To the furthest lands
He bids (5) Deiotarus: "O faithful friend,
Since in Emathia's battle-field was lost
The world, so far as Roman, it remains
To test the faith of peoples of the East
Who drink of Tigris and Euphrates' stream,
Secure as yet from Caesar. Be it thine
Far as the rising of the sun to trace
The fates that favour Magnus: to the courts
Of Median palaces, to Scythian steppes;
And to the son of haughty Arsaces,
To bear my message, `Hold ye to the faith,
Pledged by your priests and by the Thunderer's name
Of Latium sworn? Then fill your quivers full,
Draw to its fullest span th' Armenian bow;
And, Getan archers, wing the fatal shaft.
And you, ye Parthians, if when I sought
The Caspian gates, and on th' Alaunian tribes (6)

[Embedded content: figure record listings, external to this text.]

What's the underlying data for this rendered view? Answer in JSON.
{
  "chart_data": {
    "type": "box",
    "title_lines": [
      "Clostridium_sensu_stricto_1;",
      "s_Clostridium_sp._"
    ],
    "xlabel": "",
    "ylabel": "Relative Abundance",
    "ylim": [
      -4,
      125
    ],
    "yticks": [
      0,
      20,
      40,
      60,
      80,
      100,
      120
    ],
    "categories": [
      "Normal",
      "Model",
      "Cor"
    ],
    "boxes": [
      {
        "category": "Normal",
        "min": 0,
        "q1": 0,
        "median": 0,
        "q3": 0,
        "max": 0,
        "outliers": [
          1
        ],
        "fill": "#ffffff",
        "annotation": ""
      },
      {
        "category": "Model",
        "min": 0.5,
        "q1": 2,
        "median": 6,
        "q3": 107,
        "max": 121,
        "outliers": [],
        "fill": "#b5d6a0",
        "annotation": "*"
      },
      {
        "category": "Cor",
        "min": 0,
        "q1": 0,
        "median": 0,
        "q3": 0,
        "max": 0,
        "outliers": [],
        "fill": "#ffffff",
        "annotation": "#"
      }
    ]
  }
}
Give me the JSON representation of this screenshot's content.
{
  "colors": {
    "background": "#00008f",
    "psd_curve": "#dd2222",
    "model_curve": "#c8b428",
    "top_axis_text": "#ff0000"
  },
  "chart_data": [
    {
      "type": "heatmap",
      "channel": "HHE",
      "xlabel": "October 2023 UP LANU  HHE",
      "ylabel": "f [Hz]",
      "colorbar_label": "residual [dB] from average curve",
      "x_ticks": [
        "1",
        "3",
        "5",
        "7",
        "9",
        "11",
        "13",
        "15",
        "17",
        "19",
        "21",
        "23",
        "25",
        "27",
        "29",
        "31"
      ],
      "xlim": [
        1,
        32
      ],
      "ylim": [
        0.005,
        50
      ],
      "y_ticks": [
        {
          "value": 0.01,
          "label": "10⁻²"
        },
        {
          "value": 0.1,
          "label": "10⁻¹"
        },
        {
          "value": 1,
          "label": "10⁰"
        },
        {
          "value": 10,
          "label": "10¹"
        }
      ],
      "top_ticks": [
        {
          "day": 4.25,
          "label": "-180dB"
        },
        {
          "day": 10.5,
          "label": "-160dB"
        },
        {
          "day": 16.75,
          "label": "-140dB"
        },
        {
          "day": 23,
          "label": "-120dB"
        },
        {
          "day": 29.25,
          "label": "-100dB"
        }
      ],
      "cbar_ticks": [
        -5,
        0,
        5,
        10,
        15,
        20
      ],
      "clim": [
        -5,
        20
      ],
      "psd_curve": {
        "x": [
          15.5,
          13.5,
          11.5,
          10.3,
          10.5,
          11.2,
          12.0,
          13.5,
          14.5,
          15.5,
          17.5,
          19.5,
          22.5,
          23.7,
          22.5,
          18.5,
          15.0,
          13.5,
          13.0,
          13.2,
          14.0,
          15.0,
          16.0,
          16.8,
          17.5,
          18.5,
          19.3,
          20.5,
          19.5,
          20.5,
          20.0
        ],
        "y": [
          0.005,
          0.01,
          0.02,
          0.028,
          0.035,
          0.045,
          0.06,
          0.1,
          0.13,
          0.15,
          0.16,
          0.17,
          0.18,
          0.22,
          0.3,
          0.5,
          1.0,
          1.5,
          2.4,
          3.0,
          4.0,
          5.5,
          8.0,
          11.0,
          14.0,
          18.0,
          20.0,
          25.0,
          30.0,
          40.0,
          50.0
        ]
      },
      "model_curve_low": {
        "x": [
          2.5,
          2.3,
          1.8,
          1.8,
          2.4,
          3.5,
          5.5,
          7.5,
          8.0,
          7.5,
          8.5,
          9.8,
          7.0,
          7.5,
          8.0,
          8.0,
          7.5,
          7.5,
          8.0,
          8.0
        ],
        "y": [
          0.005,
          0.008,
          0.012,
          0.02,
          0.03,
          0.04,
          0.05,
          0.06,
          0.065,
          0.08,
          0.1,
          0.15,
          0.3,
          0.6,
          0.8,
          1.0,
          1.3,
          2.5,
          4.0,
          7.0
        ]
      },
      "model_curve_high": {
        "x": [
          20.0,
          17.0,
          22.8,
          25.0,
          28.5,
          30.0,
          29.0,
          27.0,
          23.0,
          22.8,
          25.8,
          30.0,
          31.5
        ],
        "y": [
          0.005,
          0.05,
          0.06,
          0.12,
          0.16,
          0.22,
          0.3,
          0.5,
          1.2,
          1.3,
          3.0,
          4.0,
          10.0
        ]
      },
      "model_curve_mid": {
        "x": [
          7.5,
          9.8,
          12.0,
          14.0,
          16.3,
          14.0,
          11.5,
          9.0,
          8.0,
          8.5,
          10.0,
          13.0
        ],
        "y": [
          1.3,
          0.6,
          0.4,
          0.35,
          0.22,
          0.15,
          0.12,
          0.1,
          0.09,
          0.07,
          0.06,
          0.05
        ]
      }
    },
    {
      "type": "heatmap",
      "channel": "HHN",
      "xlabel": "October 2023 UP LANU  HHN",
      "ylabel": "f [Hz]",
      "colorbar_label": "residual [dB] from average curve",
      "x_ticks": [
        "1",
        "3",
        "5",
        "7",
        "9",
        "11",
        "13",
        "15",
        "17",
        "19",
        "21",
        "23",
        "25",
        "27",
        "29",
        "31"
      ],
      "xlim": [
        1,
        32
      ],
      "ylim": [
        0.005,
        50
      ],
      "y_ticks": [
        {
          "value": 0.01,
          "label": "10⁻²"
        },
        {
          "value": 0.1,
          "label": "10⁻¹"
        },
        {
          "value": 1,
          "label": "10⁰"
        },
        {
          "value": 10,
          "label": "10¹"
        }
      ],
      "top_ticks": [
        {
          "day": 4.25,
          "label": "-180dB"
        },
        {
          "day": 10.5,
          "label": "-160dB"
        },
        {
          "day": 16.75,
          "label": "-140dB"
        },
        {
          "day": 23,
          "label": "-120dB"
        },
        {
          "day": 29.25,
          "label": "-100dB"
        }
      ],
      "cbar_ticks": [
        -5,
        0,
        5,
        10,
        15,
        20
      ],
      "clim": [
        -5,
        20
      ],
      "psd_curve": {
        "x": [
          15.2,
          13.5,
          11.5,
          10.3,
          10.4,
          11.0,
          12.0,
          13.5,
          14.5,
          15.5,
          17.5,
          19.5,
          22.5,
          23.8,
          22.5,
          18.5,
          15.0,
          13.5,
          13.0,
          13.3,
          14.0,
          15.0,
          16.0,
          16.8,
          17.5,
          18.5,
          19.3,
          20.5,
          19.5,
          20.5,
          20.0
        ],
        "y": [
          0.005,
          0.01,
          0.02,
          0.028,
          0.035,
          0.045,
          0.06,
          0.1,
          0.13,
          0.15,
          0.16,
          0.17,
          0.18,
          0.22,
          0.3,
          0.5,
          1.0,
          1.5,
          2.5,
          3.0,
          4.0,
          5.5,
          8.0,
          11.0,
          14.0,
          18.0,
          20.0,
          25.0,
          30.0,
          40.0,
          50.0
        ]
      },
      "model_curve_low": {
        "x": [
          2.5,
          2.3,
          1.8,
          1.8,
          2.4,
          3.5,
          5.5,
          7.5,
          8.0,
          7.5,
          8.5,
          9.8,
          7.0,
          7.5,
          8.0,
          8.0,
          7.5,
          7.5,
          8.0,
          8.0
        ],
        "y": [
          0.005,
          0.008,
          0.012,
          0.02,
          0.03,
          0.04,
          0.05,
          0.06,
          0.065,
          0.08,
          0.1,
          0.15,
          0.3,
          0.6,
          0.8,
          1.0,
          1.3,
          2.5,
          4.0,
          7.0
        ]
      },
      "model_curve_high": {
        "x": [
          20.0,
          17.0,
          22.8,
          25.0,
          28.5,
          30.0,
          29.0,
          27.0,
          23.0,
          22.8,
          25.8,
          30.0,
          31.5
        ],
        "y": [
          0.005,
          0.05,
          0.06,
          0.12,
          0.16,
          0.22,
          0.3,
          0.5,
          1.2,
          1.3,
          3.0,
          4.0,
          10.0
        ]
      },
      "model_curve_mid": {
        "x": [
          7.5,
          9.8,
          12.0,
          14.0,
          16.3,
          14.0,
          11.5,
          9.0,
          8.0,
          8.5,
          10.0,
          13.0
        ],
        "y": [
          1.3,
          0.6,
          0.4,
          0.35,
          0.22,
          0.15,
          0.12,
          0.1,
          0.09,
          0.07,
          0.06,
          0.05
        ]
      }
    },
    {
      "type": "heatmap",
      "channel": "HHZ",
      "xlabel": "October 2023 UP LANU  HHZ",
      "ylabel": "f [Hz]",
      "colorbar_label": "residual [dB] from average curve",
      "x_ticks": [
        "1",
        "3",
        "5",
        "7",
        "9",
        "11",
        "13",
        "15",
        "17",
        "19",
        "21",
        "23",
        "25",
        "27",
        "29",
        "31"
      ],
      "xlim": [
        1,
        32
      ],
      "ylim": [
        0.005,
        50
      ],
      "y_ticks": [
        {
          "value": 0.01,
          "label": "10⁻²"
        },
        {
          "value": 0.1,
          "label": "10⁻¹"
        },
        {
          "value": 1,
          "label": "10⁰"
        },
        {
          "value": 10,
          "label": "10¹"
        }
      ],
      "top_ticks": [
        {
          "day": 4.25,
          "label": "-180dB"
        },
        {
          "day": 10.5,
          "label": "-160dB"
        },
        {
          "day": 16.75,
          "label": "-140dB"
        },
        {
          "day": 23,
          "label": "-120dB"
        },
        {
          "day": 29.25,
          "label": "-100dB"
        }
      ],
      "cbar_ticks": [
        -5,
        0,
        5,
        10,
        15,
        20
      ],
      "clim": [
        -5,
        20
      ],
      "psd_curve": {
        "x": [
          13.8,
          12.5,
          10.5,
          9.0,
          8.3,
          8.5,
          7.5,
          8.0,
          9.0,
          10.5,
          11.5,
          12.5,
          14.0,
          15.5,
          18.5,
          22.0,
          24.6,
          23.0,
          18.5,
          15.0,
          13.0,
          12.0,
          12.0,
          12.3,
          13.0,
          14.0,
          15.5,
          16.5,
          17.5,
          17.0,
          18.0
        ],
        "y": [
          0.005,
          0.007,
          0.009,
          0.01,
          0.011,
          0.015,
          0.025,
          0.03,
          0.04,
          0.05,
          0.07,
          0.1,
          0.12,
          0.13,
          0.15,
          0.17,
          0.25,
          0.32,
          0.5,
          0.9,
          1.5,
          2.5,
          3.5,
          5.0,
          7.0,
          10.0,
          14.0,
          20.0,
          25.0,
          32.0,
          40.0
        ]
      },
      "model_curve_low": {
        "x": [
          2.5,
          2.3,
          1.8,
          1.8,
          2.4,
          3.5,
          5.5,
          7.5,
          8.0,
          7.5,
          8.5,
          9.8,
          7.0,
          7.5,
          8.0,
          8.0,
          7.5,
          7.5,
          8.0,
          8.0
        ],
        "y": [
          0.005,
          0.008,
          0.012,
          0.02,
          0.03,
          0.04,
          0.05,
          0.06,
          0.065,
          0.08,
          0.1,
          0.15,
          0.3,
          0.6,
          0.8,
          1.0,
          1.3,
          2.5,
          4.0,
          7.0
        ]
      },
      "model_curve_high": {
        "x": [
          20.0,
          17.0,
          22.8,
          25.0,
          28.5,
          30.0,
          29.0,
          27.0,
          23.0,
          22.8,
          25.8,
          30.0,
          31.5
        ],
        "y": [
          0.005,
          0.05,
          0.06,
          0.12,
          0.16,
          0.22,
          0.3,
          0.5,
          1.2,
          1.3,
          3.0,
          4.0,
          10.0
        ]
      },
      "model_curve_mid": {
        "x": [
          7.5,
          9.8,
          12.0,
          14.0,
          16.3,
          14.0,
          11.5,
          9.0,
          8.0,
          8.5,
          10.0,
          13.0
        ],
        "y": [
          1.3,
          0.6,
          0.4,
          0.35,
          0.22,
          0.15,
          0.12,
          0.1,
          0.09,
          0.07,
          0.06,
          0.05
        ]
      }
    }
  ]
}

Fierce, ever-warring, pressed, I suffered you
In Persian tracts to wander, nor compelled
To seek for shelter Babylonian walls;
If beyond Cyrus' kingdom (7) and the bounds
Of wide Chaldaea, where from Nysa's top
Pours down Hydaspes, and the Ganges flood
Foams to the ocean, nearer far I stood
Than Persia's bounds to Phoebus' rising fires;
If by my sufferance, Parthians, you alone
Decked not my triumphs, but in equal state
Sole of all Eastern princes, face to face
Met Magnus in his pride, nor only once
Through me were saved; (for after that dread day
Who but Pompeius soothed the kindling fires
Of Latium's anger?) -- by my service paid
Come forth to victory: burst the ancient bounds
By Macedon's hero set: in Magnus' cause
March, Parthians, to Rome's conquest.